NTT Communications gets long distance license in India (image credit Freeimages.com /Darrell Rogers)
NTT Communications gets long distance license in India

NTT has announced that it has been granted a National Long Distance license in India through its subsidiary NTT Communications India Network Services. It hopes to begin services before the end of December 2015. Creating its own network infrastructure in a country that has at times been seen to have a tangled bundle of telecommunications infrastructure might take longer.

NTT is already well established in India with Netmagic solutions. The subsidiary operates nine data centres in the country, five in Mumbai, two in Bengaluru and the remaining two in Noida and Bangalore. The new license will enable it to offer additional services such as IP-VPN and other connectivity services.

This will allow it to offer a complete service to both Indian national and multinational enterprises connecting them to its own data centres without the requirement for clients to have separate contracts with other telecoms providers. One of the key target markets for NTT in India is automobile dealers and retailers.
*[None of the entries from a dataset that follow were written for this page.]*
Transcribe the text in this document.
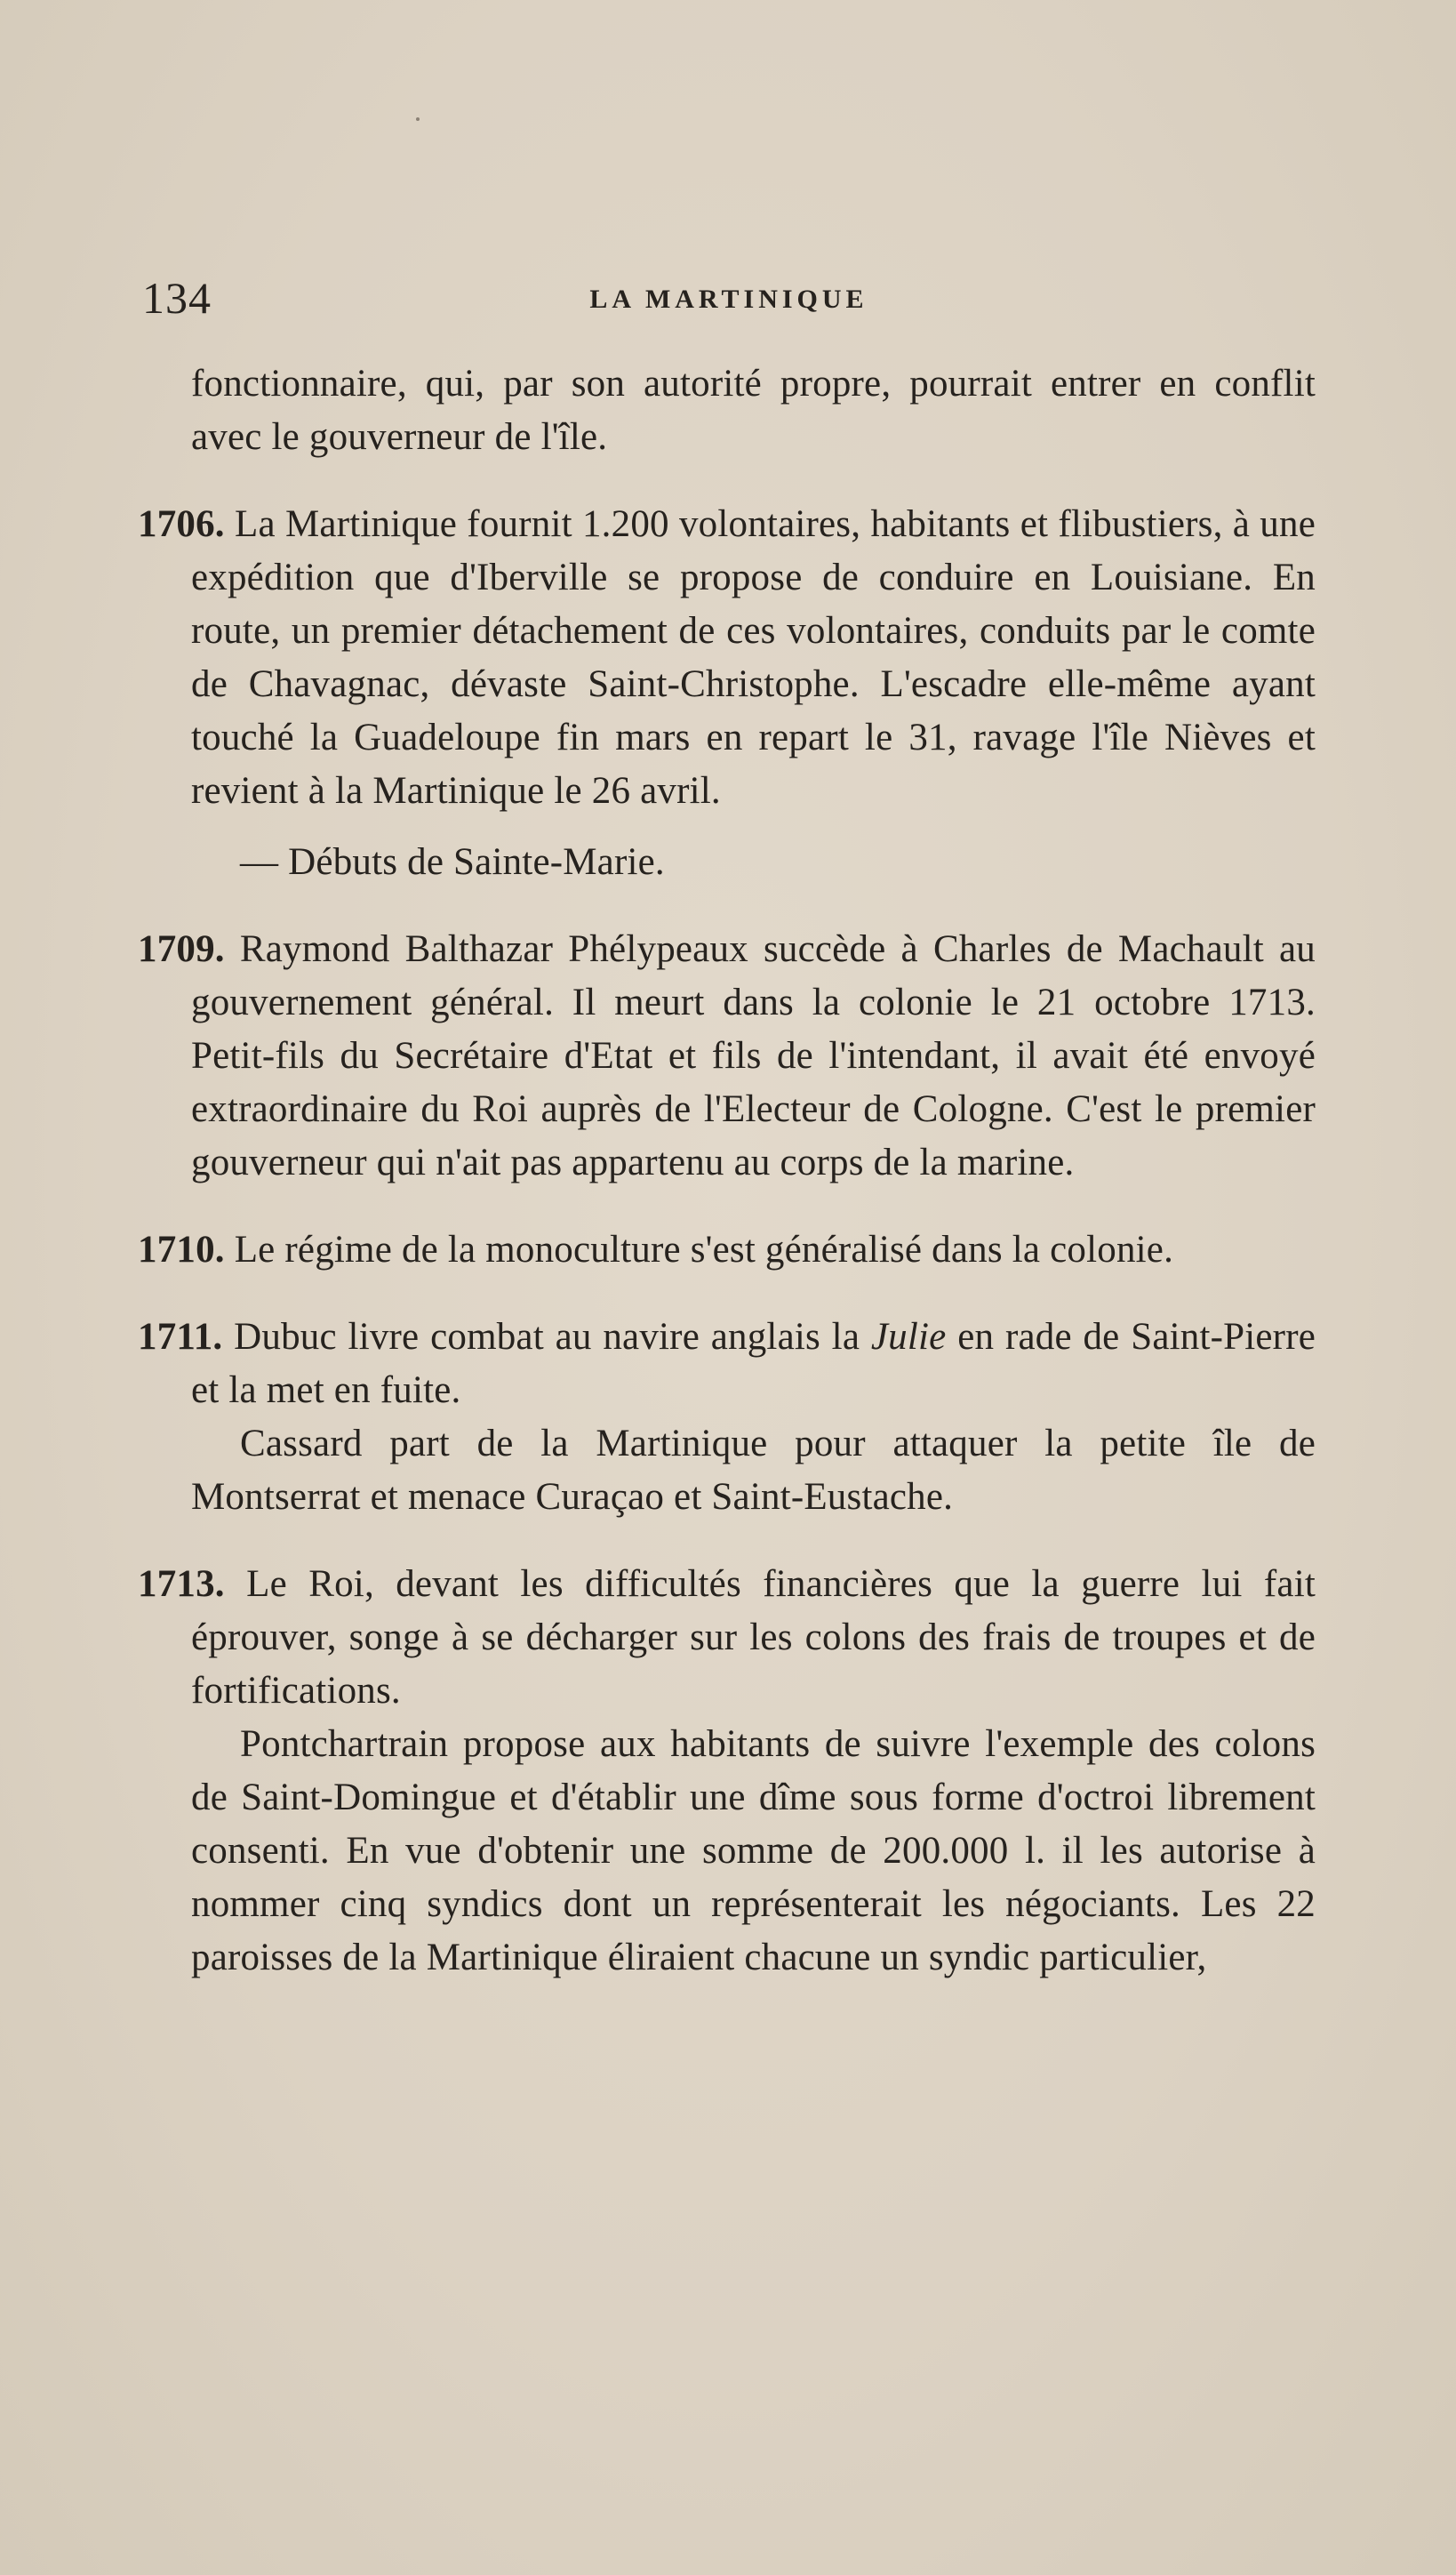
134	LA MARTINIQUE

fonctionnaire, qui, par son autorité propre, pourrait entrer en conflit avec le gouverneur de l'île.

1706. La Martinique fournit 1.200 volontaires, habitants et flibustiers, à une expédition que d'Iberville se propose de conduire en Louisiane. En route, un premier détachement de ces volontaires, conduits par le comte de Chavagnac, dévaste Saint-Christophe. L'escadre elle-même ayant touché la Guadeloupe fin mars en repart le 31, ravage l'île Nièves et revient à la Martinique le 26 avril.

— Débuts de Sainte-Marie.

1709. Raymond Balthazar Phélypeaux succède à Charles de Machault au gouvernement général. Il meurt dans la colonie le 21 octobre 1713. Petit-fils du Secrétaire d'Etat et fils de l'intendant, il avait été envoyé extraordinaire du Roi auprès de l'Electeur de Cologne. C'est le premier gouverneur qui n'ait pas appartenu au corps de la marine.

1710. Le régime de la monoculture s'est généralisé dans la colonie.

1711. Dubuc livre combat au navire anglais la Julie en rade de Saint-Pierre et la met en fuite.

Cassard part de la Martinique pour attaquer la petite île de Montserrat et menace Curaçao et Saint-Eustache.

1713. Le Roi, devant les difficultés financières que la guerre lui fait éprouver, songe à se décharger sur les colons des frais de troupes et de fortifications.

Pontchartrain propose aux habitants de suivre l'exemple des colons de Saint-Domingue et d'établir une dîme sous forme d'octroi librement consenti. En vue d'obtenir une somme de 200.000 l. il les autorise à nommer cinq syndics dont un représenterait les négociants. Les 22 paroisses de la Martinique éliraient chacune un syndic particulier,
NTT Communications services in India (Source NTT Communications)
NTT Communications services in India

What will NTT Communications do next?

Whether NTT will lay its own fibre optic cables or merely rent fibre optic from other providers is not yet known. The Economic Times reported that NTT would be investing 20 billion Yen, RS1000 crore over the next three years. Although they thought  acquisition seemed it could have been one of the ways that it could obtain the network. What will be interesting is how it decides to connect up the data centres to its major clients. Investing in a metro ring within Mumbai would be the obvious solution as it has the greatest presence there but this would be costly.

Sharad Sanghi Managing Director and CEP Netmagic Solutions (Source Netmagic Solutions)
Sharad Sanghi Managing Director and CEP Netmagic Solutions

The Netmagic solutions data centres are all carrier neutral but only Bharti Airtel and TCL (Tata Communications Limited) are already connected to 8 of them according to the Netmagic website. It will be interesting to see which fibres NTT utilise and they are likely to offer redundancy to clients through one of the other carriers available from their sites depending on requirements.

NTT will be offering the network services alongside the managed hosting and cloud service delivered by Netmagic solutions, strengthening its playbook in India. Sharad Sanghi, the Managing Director and CEO of Netmagic, commented: “NTT Com – Netmagic will now offer world-class ICT solutions comprising secure, high-quality private-network services, including IP-VPN connecting data centers and the cloud to customers’ domestic sales or production bases. Netmagic, which launched its largest data center in Mumbai recently, is committed to constantly upgrading its product roadmap for data centers and cloud offerings.”

Conclusion

This is an important step by NTT as it attempts to break into what is a becoming a lucrative market that is estimated to reach US $20 billion by 2020, from US$ 685 million in 2014. This agreement will enable NTT to grow its infrastructure in the country and start to compete on a more equal basis with the Indian multinationals such as Tata. It will also be key for those multinational clients that are looking for a single partner in all regions as NTT extend their reach deeper into India.

Tetsuya Shoji, President and CEO NTT Communications (Source NTT Communications)
Tetsuya Shoji, President and CEO NTT Communications

With Netmagic they already have India’s largest pure-play Managed IT Hosting Services Provider and with this announcement the chances of an acquisition have probably increased. This will probably mean an investment greater than the sum announced by President and Chief Executive Tetsuya Shoji in the Economic Times. Although Shoji stated that there were no good fits for acquisition in the market place yet, that does not mean that they aren’t keeping a close eye on some companies, or look to invest in a company that might become one.

Shoji is unlikely to share such a strategy publicly until it has been enacted anyway. The license approval is the first step on what will undoubtedly be further significant investment in India by NTT as it seeks to grow market share there.

2 COMMENTS

  1. Hi Steve,
    I am just curious about what benefits a common person will get from it? For example, I use Ivacy VPN, what benefit will I get from NTT now?

    • Probably nothing for now. NTT will be focused on enterprise customers where it will be looking at delivering faster links between them and the NTT data centres. After that they will be adding new services including their own VPN. At what level of company they will pitch this is currently unknown until they roll out the service over the next few months.